An entity’s operating segments are not limited to its consolidated operations.
Equity method investments and joint ventures, for example, may also represent
operating segments if they otherwise meet the criteria in ASC 280-10-50-1. ASC 280
does not require that the CODM be responsible for making decisions about resources
to be allocated within the segment. Rather, as observed in ASC 280-10-55-2, the CODM
may be regularly reviewing the operating results and performance of an equity method
investee “for purposes of evaluating whether to retain the investor-investee
relationship.” Accordingly, “control over the investee is not a criterion for the
investee to be considered an operating segment.”
Example 2-11
Company A manufactures and sells prepackaged food. Company A also holds a 30 percent investment in a
venture that operates a flour mill and purchases flour from the venture to use in its operations.
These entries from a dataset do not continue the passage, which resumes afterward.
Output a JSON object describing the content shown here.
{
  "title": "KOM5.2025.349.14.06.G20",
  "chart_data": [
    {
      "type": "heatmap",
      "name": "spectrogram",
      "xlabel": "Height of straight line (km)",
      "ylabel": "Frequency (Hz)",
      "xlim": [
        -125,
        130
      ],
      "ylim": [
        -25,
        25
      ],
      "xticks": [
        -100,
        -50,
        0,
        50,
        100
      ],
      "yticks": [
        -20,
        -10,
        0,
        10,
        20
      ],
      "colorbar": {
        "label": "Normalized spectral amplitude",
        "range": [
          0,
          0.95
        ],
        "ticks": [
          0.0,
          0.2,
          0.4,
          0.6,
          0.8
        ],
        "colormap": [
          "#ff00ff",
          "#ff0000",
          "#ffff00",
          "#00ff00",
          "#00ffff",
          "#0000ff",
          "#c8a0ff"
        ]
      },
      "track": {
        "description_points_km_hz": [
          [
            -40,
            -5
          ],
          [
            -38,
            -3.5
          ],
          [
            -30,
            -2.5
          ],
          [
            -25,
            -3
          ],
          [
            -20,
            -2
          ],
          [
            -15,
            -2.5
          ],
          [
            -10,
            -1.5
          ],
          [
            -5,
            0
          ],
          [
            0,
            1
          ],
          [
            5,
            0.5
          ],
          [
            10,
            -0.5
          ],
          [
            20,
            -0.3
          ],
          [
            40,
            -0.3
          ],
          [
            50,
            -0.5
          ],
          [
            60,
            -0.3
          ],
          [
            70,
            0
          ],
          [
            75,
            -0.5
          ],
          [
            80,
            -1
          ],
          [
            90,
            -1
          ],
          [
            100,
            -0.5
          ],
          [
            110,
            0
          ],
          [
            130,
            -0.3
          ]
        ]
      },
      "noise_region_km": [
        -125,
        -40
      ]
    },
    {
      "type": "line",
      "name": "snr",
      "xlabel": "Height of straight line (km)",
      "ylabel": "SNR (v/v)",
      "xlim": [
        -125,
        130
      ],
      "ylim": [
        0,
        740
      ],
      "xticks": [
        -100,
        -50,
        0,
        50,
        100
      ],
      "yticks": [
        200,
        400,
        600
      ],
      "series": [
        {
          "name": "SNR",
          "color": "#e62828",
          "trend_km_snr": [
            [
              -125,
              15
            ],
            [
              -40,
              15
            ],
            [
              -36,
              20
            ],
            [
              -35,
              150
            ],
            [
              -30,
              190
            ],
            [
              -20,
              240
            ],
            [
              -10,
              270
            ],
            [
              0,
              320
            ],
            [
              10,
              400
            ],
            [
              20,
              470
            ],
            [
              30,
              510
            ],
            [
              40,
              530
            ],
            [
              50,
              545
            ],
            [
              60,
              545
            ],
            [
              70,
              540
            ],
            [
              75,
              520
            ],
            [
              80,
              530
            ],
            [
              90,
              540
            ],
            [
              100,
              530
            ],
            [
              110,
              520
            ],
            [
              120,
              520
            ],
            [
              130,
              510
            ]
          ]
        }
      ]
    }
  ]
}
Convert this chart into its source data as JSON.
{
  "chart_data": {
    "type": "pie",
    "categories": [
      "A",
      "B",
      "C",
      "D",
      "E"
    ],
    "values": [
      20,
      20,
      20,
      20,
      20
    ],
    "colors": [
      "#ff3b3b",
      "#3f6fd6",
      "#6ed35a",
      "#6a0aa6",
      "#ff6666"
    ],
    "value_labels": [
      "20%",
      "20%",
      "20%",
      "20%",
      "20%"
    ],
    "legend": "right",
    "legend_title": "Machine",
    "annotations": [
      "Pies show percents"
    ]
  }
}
It uses the
equity method to account for its investment in the venture.
The venture’s financial results are provided quarterly to the venture’s owners.
Company A’s CODM reviews the results to make decisions about
resources to be allocated to the investment (e.g., whether
to participate in any capital calls) and to assess the
mill’s performance to determine whether to retain the
investment.
In this instance, the joint venture would represent an operating segment given the following factors:
- The joint venture engages in business activities (flour milling) from which it recognizes revenues and incurs expenses.
- The CODM regularly reviews the joint venture’s operating results to allocate resources and assess performance.
- Discrete financial information is available for the venture.